В одно искренне уверовал Ганс Штальберг, наслушавшись подобных речей: германский народ несправедливо обижен историей; прекрасна, но неразумно мала его милая земля. Поэтому, когда взревели трубы военных оркестров, он с чистой совестью явился в солдатскую казарму, был готов воевать за землю для своего народа. И воевал.

Он искренне радовался, когда знамя Германии затрепетало над Голландией, Норвегией и Францией. Он, как и другие его однополчане, отправлял домой посылки из всех стран, где пришлось побывать по воле фюрера, и считал это законным правом победителя. Однако уже тогда, во хмелю легких и быстрых побед, он заметил несправедливость: солдатские посылки — крохи от добычи, осевшей в карманах высокого начальства.

Потом было ранение. Не в бою, случайное: на людной улице Парижа патруль стрелял по французу, но одна пуля угодила в ногу Ганса.

Залечил рану и приехал домой, в отпуск. На солдатском мундире Ганса не было ни креста, ни медали, однако штатские смотрели на него с немым обожанием, готовы были оказывать всяческие услуги. Особенно девушки. И замужние женщины. Даже отец, который часто говаривал, что за оружие человек обязан браться только в исключительных случаях, даже он первые дни отпуска Ганса был весел и много шутил.

Однако в канун возвращения Ганса в часть у отца вырвались слова, доставившие Гансу много горьких минут. Отец сказал, казалось бы, без всякого повода;

«Теперь ты скорее всего пойдешь моей дорогой, пойдешь на восток. Я бессилен изменить твой маршрут, мне остается только желать, чтобы твоя дорога как можно меньше отклонялась от моей».

Ганс удивился, даже оскорбился и спросил, чтобы проверить свою догадку:

«Если я правильно понял, ты желаешь мне скорого пленения?»

«Жизни желаю… Война с русскими не парад — народное бедствие. А я уже стар. Мне хочется, чтобы именно ты подставил свое плечо под мою руку, когда это потребуется… Страшно доживать одному. И зачем?»

Сказал это и ушел в сад, склонился над клумбой, где росли его любимые георгины.

С детства Ганс знал, что если склонился отец над георгинами — не подходи к нему, не беспокой. Сегодня тоже не последовал за отцом. Не осмелился возобновить разговор и позднее, чтобы не поссориться перед разлукой. Просто запомнил все от слова до слова и увез с собой в далекую и таинственную Россию.

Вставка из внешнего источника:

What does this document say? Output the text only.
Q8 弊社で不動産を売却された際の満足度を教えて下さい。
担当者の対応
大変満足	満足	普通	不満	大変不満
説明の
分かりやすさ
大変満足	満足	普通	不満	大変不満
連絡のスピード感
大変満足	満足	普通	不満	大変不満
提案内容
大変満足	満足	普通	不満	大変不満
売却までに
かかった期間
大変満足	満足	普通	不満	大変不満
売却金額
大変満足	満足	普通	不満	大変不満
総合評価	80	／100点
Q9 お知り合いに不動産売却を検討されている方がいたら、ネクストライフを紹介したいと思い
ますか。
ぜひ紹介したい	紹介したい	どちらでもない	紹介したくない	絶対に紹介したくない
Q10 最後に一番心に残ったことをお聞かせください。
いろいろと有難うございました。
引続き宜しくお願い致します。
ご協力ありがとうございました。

Здесь уже первые бои показали, что отец во многом оказался прав. Даже в том, что здесь фронта как такового не было и в то же время он подкарауливал тебя круглосуточно и со всех сторон. И убить тебя на советской земле мог не только красноармеец, но и сугубо штатский человек. Даже женщина, которая, казалось бы, добровольно пошла с тобой в укромный уголок. Случалось и такое…

Сначала Ганс не понимал истоков этой ненависти русских к немцам, которые, как объяснялось населению, пришли в Россию с возвышенной и благородной целью — помочь сбросить ярмо большевизма. В первые дни он, Ганс, даже пытался познакомиться с русскими, хотел стать чьим-то покровителем. Во Франции, например, многие сами искали покровителей среди немцев. И умели быть благодарными за это. А здесь старик, к которому он подсел и завел разговор о погоде, отвечал односложно, неохотно. Тогда, чтобы пробить брешь отчужденности, Ганс прямо спросил:

«За что вы лично нас ненавидите?»

«А если бы я к тебе в дом непрошеным ворвался, как бы ты на меня глядел?»

«Но мы пришли освободить вас…»





«Вот этого-то аккурат и не требуется, эту науку мы крепко и первыми освоили», — вырвалось у старика.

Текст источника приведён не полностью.